The only saving grace is the upcoming fixture in the Carling cup where the players can get it out of their system but Kenny and his staff have a hell of a lot of work to do to get things back on track to avoid a similar demise to last year. This is certainly no time for anyone to be feeling sorry for themselves because after the Wolves game we have Everton and United in quick succession and further defeats there are unthinkable.

This whole article, then, was planned in order to try to give a feel for our early season form, a few matches in, so attempting to get an indication to decide in which direction we were heading. Already though, that worrying trend continues with dropped points courtesy of the usual suspects in Steve Bruce, Tony Pulis and Harry Redknapp, just as they did last season under Roy and the one before with Rafa. Nothing new there then you would say, except that with the massive changes at the club, this was supposed the season where we were supposed to have everything in place to progress.

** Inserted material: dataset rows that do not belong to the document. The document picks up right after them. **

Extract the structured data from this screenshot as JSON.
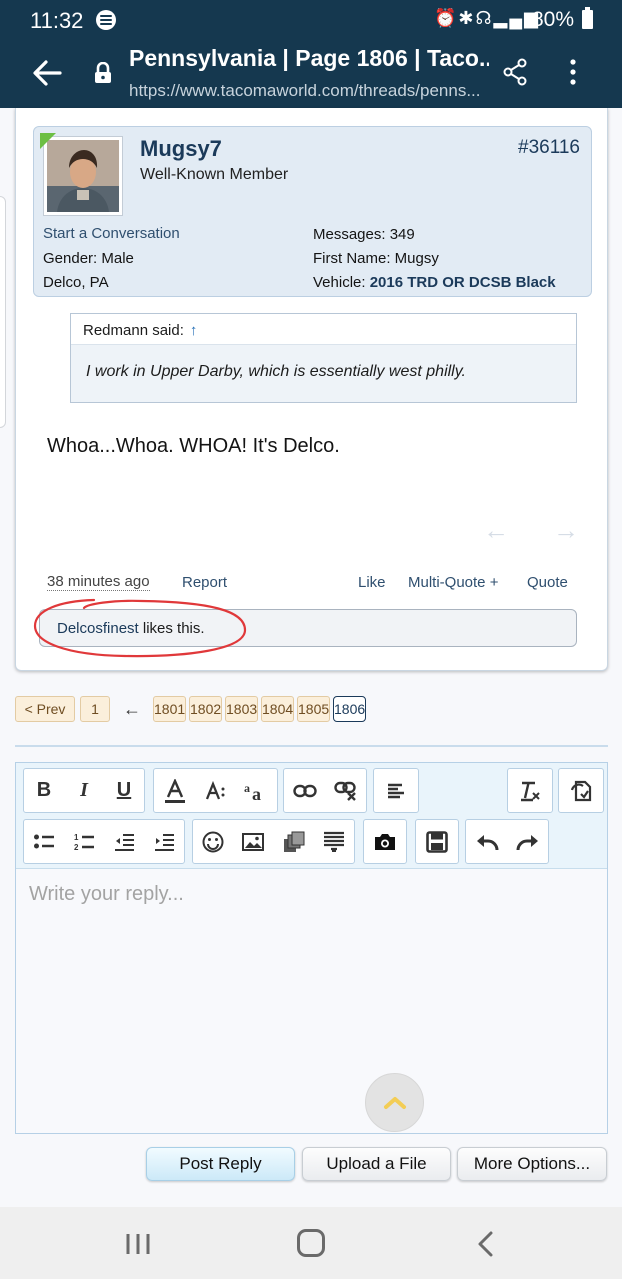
{
  "status_bar": {
    "time": "11:32",
    "battery": "80%"
  },
  "browser": {
    "title": "Pennsylvania | Page 1806 | Taco...",
    "url": "https://www.tacomaworld.com/threads/penns..."
  },
  "post": {
    "username": "Mugsy7",
    "user_title": "Well-Known Member",
    "post_number": "#36116",
    "start_conversation": "Start a Conversation",
    "gender": "Gender:  Male",
    "location": "Delco, PA",
    "messages": "Messages:  349",
    "first_name": "First Name:  Mugsy",
    "vehicle_label": "Vehicle:  ",
    "vehicle_value": "2016 TRD OR DCSB Black",
    "quote": {
      "author": "Redmann said:",
      "arrow": "↑",
      "text": "I work in Upper Darby, which is essentially west philly."
    },
    "message": "Whoa...Whoa. WHOA! It's Delco.",
    "time_ago": "38 minutes ago",
    "actions": {
      "report": "Report",
      "like": "Like",
      "multi_quote": "Multi-Quote +",
      "quote": "Quote"
    },
    "likes": {
      "user": "Delcosfinest",
      "suffix": " likes this."
    },
    "colors": {
      "highlight_circle": "#e0383a",
      "accent": "#1b3a5a"
    }
  },
  "pagination": {
    "prev": "< Prev",
    "first": "1",
    "ellipsis_arrow": "←",
    "pages": [
      "1801",
      "1802",
      "1803",
      "1804",
      "1805"
    ],
    "current": "1806"
  },
  "editor": {
    "placeholder": "Write your reply...",
    "toolbar_row1": [
      "B",
      "I",
      "U"
    ]
  },
  "buttons": {
    "post_reply": "Post Reply",
    "upload": "Upload a File",
    "more": "More Options..."
  }
}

Hand on heart, then, I simply don’t know which way the season will go from here but this is no time for faint hearts. Every single one of us will want to see how much “playing for the shirt” means now. We can forgive them that performance provided that we categorically see no semblance of a repetition. These are the sort of times when we need to stand together but the lead has to come from on the pitch where, without a doubt, it is time for them to stand up and be counted. Accordingly then, do you think Kenny will be tempted to put out a team, populated with scousers in midweek, led out by our number 8?